The Digital Twin is an emerging concept, even if it has been around for decades, but what is a Digital Twin?
Digital twins for facility management during a pandemic
Dr. Pyeon talks about the role of digital twins in managing facilities during a pandemic, as well as other digital trends in the industry.
Beamo interviews Dr. Pyeon, Associate Director and Associate Professor, San Jose State University. Read on as he shares his view on the role of digital twins in managing facilities during a pandemic, as well as other digital trends in the industry.
Q: How would you explain a digital twin to someone in facility management?
Prof Pyeon: A digital twin is how you can capture an exact 3D replica of your facility. Think of your physical facilities but digitally replicated in the cloud. Like Google Street View, but for buildings and sites. What’s more is that you can interact with your digital twin, store data, information, work records, etc., and collaborate with your teams onsite or offsite. It’s a strategic solution that I think can propel facility management closer to digitalization.
Q: In your experience, how do you see digital twins helping facility managers with their challenges?
Prof Pyeon: The biggest challenge of facility managers nowadays is managing human resources, especially during this pandemic. Complying with all the government regulations for workplaces (locally, nationally, and internationally), maintaining a healthy workforce, these added layers make it more difficult for planning and operations. With digital twins, you now have a tool that allows you to keep the workforce onsite at a minimum and, at the same time, allows your offsite or external teams access to your facility remotely when needed.
I’ve also seen companies use the digital twin as the single source of truth where they’ve integrated with their data management systems and IoT sensors. It gives facility managers a visual representation of what’s going on in their workplace and is such a useful tool for communication, collaboration, and even training. Instead of writing long reports and explaining in hundreds of pictures what’s happening in your facility, you can now SHOW people as if they are actually on site.

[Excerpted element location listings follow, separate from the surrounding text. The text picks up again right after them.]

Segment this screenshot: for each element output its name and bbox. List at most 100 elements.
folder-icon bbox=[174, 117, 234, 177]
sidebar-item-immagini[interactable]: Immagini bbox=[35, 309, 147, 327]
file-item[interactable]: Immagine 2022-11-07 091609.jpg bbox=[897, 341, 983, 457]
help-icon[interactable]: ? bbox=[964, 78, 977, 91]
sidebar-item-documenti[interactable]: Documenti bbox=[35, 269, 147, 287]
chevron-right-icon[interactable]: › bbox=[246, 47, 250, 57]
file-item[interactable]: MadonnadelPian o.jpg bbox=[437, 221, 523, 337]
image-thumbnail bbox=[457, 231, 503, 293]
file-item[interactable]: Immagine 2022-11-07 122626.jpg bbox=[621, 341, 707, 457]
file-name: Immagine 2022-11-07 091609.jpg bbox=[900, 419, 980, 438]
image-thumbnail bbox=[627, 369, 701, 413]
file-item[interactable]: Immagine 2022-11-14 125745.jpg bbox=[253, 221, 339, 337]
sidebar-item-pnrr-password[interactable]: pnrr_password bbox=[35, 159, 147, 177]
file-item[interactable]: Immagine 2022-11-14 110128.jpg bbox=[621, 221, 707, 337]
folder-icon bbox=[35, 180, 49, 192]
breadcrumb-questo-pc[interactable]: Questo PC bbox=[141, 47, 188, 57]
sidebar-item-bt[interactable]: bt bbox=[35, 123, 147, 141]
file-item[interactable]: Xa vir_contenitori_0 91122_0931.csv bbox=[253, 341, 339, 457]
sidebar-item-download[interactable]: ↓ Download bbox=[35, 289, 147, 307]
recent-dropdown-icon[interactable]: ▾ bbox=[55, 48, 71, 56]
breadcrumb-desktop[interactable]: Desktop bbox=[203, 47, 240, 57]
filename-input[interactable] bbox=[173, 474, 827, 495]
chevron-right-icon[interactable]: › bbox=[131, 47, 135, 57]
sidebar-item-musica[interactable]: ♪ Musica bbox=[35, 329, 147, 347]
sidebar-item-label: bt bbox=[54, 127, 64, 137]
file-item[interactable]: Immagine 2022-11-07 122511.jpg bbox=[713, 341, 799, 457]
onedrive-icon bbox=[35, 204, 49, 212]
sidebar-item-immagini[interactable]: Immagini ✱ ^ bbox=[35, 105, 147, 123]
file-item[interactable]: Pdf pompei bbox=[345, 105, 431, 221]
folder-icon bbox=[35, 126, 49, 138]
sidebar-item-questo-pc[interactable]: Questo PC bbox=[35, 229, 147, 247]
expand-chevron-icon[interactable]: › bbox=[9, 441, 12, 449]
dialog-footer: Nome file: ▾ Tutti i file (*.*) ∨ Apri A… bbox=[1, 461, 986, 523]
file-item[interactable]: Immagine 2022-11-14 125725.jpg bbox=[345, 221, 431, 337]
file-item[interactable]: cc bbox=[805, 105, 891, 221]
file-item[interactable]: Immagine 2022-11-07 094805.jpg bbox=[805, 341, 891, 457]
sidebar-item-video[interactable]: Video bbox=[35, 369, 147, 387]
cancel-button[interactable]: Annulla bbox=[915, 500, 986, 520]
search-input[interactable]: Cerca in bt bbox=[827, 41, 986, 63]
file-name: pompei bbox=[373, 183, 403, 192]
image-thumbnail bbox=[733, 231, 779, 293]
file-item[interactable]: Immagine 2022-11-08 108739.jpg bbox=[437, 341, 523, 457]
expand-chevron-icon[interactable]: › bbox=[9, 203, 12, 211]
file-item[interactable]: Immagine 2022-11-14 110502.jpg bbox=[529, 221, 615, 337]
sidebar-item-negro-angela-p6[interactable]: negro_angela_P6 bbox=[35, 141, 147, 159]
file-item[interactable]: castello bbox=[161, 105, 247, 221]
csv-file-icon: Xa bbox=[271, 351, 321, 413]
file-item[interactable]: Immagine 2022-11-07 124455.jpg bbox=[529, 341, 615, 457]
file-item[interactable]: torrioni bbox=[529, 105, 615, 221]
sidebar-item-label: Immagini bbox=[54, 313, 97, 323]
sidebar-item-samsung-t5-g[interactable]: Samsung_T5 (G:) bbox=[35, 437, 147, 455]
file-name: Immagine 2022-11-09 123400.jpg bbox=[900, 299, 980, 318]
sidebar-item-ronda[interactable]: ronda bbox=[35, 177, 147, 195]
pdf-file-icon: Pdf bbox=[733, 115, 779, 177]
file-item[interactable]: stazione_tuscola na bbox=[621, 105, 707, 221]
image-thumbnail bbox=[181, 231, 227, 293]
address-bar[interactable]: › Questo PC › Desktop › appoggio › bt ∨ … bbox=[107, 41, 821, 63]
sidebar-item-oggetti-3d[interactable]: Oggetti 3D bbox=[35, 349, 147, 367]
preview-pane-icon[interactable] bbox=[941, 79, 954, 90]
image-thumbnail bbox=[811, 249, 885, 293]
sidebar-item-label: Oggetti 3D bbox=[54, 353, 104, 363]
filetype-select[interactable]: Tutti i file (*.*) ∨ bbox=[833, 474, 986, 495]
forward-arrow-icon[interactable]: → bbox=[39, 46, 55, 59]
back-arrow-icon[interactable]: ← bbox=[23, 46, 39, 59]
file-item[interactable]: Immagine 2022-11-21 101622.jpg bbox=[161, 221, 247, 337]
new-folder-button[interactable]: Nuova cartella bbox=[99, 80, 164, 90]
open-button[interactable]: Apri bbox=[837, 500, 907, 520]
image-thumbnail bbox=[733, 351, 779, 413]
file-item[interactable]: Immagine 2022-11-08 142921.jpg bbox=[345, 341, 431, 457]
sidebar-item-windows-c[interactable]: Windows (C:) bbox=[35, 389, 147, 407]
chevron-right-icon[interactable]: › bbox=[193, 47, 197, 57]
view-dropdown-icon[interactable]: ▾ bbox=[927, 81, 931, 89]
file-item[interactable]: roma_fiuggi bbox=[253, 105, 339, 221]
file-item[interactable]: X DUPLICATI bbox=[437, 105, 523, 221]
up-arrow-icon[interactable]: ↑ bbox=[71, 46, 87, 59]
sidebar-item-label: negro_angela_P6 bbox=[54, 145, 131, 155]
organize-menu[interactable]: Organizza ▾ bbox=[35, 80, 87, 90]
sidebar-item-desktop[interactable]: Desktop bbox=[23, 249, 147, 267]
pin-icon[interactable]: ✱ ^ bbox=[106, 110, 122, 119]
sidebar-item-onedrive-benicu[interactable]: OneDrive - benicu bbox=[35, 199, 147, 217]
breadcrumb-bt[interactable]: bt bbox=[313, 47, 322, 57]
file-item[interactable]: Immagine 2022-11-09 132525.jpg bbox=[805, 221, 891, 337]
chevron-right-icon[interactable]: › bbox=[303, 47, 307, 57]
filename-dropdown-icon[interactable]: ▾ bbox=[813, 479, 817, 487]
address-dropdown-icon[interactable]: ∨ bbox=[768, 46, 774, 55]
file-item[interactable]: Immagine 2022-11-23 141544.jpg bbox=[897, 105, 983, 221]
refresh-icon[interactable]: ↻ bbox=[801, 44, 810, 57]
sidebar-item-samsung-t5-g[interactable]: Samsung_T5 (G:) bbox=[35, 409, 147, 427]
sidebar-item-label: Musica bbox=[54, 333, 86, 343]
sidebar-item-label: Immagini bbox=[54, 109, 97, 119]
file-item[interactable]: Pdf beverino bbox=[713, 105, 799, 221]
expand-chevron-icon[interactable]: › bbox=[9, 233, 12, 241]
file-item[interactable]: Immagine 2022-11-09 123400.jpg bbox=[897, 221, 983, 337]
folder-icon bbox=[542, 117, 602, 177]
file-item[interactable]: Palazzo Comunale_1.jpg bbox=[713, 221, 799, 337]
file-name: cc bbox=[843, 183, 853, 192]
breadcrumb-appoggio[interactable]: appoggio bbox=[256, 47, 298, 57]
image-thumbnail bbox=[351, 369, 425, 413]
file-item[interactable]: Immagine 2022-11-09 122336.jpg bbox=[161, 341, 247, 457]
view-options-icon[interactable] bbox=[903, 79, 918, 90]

Q: Have you noticed a change in demand for digital twins in facility management during this pandemic?
Prof Pyeon: Absolutely. Now more than ever, it’s difficult to find experts and send them to remote locations, for site inspections and maintenance. You have their health at risk. You have to deal with quarantine restrictions across different locations. These only increase risks and costs. For the longest time, we could never imagine that there’d actually be a way to manage facilities and NOT have your teams be onsite. But now, managers are realizing that digitization for facility management is possible and is actually vital to adapt to current times and be competitive in the market. Your teams, one way or another, may still need to visit the site, but their visits can be significantly reduced, optimizing the amount of work they can do with just a few visits. Managers are now realizing the benefits digital twins can bring to companies, like cost savings, improved collaboration, and optimized human resources.

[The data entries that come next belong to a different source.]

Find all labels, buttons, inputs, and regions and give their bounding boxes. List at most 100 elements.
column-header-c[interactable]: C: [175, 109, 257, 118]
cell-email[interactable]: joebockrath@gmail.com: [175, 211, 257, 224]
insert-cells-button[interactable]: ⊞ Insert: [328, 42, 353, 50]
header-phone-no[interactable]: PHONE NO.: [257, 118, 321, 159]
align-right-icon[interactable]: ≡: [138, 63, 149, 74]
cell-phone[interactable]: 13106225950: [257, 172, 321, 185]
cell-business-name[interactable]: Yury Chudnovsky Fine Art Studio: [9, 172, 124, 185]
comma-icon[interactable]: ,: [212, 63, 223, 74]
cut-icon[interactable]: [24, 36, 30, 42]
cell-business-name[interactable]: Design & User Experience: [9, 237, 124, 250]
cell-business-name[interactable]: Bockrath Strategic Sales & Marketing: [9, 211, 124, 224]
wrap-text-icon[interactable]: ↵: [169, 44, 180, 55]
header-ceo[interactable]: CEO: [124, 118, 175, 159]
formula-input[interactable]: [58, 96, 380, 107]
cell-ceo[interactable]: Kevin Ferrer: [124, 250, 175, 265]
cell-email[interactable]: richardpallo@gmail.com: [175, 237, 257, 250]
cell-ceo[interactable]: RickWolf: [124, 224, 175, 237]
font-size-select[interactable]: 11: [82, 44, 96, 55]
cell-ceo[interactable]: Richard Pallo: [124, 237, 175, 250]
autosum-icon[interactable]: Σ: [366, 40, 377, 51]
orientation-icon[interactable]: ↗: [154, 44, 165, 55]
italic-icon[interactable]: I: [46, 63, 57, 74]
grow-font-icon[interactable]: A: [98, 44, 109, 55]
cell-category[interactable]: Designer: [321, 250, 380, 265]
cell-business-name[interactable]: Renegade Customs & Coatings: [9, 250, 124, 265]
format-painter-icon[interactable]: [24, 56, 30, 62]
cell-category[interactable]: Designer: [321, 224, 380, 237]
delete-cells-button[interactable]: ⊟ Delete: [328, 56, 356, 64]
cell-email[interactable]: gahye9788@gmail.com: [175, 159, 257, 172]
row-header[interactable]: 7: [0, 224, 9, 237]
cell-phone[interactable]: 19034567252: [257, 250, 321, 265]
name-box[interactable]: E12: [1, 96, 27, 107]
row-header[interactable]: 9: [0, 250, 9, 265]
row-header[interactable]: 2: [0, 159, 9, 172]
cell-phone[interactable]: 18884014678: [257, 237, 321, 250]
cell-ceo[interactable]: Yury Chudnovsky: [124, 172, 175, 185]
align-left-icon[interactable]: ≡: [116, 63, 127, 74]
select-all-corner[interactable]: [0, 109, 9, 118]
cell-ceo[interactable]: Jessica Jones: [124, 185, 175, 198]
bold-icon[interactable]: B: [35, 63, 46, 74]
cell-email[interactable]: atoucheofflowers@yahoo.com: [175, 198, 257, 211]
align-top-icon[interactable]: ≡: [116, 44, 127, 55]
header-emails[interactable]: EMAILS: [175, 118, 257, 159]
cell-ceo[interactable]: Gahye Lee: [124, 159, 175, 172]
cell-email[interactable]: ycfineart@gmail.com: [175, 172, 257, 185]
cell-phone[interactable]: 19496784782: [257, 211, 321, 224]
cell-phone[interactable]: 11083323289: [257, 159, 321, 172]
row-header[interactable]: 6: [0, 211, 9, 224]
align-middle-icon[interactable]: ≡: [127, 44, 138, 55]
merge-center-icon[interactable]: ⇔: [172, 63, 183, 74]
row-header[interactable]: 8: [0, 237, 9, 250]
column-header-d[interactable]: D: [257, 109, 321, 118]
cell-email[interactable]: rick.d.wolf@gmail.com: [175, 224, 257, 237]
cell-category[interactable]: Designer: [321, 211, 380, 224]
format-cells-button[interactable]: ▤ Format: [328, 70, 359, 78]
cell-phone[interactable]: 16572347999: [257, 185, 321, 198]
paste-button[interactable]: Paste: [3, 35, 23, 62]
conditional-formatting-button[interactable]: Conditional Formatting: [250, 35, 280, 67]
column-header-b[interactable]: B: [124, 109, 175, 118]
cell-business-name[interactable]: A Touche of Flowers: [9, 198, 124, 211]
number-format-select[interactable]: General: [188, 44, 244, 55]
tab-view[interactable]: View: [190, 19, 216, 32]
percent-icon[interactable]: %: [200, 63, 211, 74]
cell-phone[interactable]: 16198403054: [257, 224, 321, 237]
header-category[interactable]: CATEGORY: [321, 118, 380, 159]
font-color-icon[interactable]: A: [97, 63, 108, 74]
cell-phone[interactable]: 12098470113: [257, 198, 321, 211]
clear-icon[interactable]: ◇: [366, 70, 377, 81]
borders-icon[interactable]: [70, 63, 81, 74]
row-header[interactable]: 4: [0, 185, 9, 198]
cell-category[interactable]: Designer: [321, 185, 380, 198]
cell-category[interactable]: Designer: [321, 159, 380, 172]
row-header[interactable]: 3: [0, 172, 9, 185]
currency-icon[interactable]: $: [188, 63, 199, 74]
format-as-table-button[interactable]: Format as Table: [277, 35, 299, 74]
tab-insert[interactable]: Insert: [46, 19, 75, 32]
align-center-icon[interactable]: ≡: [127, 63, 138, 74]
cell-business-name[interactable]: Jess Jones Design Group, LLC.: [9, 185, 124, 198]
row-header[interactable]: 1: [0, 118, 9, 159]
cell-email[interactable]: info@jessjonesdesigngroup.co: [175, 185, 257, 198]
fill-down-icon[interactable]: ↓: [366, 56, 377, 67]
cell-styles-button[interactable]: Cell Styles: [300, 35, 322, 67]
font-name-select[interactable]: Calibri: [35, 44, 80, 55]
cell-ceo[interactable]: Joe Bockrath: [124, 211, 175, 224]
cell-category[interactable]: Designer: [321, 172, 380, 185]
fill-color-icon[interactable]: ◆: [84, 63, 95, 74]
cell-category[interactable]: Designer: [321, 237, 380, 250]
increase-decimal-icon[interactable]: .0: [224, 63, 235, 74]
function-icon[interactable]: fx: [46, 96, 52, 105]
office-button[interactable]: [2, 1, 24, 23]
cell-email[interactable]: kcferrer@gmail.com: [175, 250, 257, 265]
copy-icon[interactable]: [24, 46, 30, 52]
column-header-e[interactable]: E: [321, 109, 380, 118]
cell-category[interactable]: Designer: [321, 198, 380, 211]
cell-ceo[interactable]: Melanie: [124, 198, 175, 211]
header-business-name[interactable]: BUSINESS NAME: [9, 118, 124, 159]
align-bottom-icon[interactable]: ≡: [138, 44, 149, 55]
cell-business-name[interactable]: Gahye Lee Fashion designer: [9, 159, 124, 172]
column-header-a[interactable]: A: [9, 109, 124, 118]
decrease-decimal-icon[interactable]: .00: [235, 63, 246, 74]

Q: As an industry expert, in general, what other trends and opportunities are you seeing out there?
Prof Pyeon: With the advent of digitization, facilities and buildings now generate a lot of valuable data, and it is up to facility managers to leverage that to optimize their operations. The biggest opportunity right now is finding a comprehensive solution to oversee and manage all these data that lie scattered across different silos. You have your HVAC, lighting control, security, energy monitoring systems, etc. all using different hardware, software, protocols, and network architectures. With a digital twin to manage all that, facility managers will finally be able to reduce the hours they spend on day-to-day operations and focus more on strategic initiatives that create real value for companies.